Mais le public n’a dans sa majorité pas été informé du vote de la veille ! Il découvre donc l’affaire via l’annonce d’une mesure hostile d’Israël contre une institution internationale. Cela risque de générer une « présomption de culpabilité » envers Israël auprès du public, sachant qu’une partie seulement des lecteurs parcourt en entier les articles, dans lesquels sont expliquées les raisons de l’action du gouvernement israélien.

A la manière de ce que l’on observe lorsque les médias titrent sur les ripostes israéliennes à Gaza sans mentionner les roquettes tirées auparavant depuis ce territoire sur les civils israéliens, l’AFP donne à penser par son titre qu’Israël « agresse » l’Unesco.

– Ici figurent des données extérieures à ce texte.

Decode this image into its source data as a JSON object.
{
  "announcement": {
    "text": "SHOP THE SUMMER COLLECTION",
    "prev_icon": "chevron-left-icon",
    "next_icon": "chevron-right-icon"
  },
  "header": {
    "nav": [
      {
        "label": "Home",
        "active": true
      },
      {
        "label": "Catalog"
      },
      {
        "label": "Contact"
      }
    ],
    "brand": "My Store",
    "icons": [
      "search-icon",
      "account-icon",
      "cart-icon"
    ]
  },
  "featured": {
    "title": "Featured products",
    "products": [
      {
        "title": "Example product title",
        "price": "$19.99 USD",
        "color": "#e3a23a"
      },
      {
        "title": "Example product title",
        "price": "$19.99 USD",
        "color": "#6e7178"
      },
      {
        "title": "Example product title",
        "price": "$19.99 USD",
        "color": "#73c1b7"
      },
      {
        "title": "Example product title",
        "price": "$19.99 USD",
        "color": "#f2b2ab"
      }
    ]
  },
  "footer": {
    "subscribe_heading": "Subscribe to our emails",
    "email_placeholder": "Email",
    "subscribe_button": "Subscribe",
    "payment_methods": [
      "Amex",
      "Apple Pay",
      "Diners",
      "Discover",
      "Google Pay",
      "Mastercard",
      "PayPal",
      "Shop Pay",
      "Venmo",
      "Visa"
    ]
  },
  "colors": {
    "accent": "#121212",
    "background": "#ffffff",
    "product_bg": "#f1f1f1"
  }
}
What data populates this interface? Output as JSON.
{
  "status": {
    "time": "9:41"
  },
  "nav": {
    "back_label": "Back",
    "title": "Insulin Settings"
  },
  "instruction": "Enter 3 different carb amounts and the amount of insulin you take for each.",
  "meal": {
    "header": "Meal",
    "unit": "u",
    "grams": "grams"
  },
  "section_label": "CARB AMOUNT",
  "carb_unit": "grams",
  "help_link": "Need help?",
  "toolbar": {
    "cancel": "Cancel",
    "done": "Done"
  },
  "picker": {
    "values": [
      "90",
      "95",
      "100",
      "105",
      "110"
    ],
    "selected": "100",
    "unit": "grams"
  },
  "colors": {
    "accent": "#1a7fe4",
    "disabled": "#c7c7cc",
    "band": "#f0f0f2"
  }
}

Et à nouveau, dans cet article qui sera celui par lequel la plupart des Français auront vent de l’affaire, silence total sur le vote de la France, auquel le texte ne fait pas la moindre référence – une grave lacune quant à l’information des Français sur les actions du gouvernement qui les représente !

La résolution adoptée classée comme simple « controverse »

Le 18 octobre, la résolution définitive est approuvée. Les principaux médias de France – Le Point, Le Figaro, Le Monde, 20 minutes, ou encore France 24 – reprennent la formule de l’AFP qui annonce l’adoption d’une résolution « controversée ».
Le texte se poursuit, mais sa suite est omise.